Mary Mackey - Biography

Biography

Mackey was born in Indianapolis, Indiana. Her father was a physician. Her mother worked as a chemist in the Mead Johnson laboratories during World War II. While attending Harvard College, Mackey, an English major, came under the influence of the father of modern ethnobotany, Richard Evans Schultes to whom she attributes a lifelong interest in botany and ecology, themes which often appear in her novels and poetry. During her twenties, she lived in field stations in the then-remote jungles of Costa Rica.
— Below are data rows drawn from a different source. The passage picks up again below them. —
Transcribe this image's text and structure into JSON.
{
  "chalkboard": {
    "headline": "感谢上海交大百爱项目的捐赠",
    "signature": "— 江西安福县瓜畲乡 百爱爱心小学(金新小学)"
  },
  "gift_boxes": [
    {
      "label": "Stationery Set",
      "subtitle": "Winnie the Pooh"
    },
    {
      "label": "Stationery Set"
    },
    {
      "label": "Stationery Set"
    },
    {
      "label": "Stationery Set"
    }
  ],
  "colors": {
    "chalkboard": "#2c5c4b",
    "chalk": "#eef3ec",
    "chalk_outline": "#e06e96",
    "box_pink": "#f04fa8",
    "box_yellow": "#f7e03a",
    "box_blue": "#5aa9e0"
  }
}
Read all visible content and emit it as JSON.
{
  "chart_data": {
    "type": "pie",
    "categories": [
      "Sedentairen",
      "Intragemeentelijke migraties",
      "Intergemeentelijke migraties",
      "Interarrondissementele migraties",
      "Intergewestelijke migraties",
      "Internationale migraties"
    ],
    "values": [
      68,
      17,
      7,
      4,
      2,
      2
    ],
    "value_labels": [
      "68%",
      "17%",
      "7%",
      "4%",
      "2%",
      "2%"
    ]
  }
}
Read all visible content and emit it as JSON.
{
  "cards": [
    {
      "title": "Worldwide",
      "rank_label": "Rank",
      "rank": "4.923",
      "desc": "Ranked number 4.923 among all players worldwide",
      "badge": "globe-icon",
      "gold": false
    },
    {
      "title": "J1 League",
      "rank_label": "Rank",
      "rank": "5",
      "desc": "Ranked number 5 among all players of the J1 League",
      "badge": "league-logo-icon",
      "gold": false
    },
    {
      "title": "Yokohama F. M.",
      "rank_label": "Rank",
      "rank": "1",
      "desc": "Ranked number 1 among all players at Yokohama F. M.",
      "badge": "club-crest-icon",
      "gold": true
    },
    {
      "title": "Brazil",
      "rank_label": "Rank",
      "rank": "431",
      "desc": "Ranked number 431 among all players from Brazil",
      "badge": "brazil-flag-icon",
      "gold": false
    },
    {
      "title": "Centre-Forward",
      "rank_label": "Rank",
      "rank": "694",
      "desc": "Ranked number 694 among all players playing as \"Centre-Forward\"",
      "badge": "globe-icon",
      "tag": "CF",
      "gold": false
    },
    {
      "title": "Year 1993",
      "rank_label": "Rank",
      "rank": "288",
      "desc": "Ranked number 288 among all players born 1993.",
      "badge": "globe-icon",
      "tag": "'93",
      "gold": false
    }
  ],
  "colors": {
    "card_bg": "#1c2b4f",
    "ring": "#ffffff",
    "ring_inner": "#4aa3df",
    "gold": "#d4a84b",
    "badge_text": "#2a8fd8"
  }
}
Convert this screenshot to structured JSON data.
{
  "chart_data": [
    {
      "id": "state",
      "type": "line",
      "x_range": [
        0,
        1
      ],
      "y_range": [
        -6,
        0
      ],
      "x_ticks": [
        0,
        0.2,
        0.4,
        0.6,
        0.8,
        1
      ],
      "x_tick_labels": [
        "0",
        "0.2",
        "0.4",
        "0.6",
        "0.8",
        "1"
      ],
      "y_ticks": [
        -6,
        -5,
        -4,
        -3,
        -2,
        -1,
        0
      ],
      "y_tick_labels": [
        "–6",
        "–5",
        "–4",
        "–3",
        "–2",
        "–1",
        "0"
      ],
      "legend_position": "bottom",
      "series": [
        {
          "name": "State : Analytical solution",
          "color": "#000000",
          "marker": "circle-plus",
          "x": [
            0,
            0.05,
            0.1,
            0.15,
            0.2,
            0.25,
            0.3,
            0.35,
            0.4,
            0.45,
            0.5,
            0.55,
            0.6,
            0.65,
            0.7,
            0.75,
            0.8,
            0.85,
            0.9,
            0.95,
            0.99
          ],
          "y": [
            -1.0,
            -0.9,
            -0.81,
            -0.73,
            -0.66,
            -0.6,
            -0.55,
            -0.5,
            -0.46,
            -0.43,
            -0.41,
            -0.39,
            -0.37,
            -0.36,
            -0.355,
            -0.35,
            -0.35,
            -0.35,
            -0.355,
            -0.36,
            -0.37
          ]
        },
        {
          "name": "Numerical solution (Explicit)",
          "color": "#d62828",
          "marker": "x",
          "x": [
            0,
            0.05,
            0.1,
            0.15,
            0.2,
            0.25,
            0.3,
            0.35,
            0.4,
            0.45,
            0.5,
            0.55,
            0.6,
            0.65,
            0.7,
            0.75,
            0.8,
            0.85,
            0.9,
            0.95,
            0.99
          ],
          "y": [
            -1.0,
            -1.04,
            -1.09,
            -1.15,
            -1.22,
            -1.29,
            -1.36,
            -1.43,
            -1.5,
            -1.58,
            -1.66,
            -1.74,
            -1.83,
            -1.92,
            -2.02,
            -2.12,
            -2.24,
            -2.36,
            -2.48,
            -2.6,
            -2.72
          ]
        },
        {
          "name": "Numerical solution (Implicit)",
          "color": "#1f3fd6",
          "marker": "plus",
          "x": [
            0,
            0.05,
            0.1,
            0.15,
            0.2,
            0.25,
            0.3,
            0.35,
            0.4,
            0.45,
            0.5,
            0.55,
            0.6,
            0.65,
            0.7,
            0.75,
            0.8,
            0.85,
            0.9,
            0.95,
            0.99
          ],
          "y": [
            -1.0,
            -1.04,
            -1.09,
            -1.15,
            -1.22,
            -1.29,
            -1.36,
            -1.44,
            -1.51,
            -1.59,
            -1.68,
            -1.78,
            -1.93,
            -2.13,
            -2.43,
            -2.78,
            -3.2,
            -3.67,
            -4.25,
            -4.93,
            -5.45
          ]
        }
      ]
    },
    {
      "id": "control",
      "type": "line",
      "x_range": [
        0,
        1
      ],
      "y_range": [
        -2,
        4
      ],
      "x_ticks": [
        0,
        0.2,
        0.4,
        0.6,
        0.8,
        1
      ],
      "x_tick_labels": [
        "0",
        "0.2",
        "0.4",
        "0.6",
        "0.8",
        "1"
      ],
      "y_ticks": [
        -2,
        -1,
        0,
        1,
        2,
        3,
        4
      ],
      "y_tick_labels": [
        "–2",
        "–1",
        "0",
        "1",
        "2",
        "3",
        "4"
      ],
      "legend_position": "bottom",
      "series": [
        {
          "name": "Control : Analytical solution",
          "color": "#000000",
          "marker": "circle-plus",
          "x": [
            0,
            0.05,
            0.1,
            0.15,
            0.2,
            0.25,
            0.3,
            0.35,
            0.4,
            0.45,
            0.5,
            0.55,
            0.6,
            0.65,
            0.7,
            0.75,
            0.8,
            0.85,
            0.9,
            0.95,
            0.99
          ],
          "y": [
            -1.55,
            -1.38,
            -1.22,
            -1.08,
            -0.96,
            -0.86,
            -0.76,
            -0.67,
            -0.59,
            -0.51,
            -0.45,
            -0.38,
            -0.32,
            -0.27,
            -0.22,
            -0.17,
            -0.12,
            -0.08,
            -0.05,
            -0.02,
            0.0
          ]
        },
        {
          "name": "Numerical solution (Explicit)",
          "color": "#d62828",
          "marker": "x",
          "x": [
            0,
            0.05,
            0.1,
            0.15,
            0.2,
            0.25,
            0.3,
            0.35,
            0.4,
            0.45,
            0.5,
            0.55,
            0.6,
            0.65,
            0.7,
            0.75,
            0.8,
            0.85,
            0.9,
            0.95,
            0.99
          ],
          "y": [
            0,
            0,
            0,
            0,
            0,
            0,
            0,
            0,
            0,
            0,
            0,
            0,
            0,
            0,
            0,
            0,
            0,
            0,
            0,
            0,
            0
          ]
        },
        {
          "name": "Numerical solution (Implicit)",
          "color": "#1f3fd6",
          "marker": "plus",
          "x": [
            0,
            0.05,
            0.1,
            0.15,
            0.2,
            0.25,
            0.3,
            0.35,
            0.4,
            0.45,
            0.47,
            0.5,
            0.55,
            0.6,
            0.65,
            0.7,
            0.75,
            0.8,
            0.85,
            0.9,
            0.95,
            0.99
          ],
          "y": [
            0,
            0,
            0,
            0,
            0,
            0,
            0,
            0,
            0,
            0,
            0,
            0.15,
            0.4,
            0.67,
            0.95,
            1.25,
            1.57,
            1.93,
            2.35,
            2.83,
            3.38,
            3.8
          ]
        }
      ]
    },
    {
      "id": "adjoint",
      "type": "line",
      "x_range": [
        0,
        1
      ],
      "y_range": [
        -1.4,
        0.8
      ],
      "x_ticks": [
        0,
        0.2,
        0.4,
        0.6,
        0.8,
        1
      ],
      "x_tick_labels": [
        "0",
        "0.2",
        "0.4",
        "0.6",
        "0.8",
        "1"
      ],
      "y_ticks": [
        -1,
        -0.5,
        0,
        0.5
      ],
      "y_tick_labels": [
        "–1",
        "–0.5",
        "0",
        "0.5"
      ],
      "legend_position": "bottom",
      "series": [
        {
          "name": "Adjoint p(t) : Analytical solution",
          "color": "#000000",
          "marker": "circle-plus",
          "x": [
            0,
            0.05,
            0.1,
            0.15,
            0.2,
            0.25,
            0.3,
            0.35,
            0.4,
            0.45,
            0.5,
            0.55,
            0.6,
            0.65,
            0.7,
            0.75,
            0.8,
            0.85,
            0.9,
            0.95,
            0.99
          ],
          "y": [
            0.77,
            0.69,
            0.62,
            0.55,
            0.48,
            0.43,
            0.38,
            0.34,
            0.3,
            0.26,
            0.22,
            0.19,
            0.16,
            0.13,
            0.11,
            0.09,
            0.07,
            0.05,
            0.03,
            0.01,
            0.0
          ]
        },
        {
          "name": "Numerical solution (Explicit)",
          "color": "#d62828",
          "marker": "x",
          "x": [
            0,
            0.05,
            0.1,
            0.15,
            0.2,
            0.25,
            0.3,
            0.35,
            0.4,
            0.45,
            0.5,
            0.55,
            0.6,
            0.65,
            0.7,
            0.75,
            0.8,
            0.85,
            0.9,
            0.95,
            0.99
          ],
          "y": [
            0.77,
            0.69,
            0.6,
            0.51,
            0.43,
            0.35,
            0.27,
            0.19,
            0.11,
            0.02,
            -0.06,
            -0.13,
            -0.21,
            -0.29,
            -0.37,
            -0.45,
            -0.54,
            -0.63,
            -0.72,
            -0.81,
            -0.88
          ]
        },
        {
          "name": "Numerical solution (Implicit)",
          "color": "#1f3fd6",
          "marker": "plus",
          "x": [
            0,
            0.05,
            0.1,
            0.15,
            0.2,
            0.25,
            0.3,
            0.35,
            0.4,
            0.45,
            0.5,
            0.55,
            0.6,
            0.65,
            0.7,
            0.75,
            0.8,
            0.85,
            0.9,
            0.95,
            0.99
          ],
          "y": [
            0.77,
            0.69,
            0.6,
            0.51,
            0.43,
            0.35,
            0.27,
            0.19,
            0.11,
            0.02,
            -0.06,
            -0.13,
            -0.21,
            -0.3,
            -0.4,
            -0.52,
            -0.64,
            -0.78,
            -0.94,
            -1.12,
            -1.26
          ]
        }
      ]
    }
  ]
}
After receiving her Ph.D. in Comparative Literature from the University of Michigan, she moved to California to become Professor of English and Writer-in-Residence at California State University, Sacramento (CSUS). She is married to Angus Wright, CSUS Emeritus Professor of Environmental Studies, with whom she frequently travels to Brazil.

Mackey was one of the founders of the CSUS Women’s Studies Program. She also founded the CSUS English Department Graduate Creative Writing Program along with poet Dennis Schmitz and novelist Richard Bankowsky. In 1978 Mackey founded the Feminist Writers Guild with poets Adrienne Rich and Susan Griffin and novelist Valerie Miner. From 1989-1992, Mackey served as President of the West Coast Branch of PEN American Center involving herself in PEN’s international defense of persecuted writers. Mackey retired from California State University in 2008. As of 2011, she continues to write novels and poetry.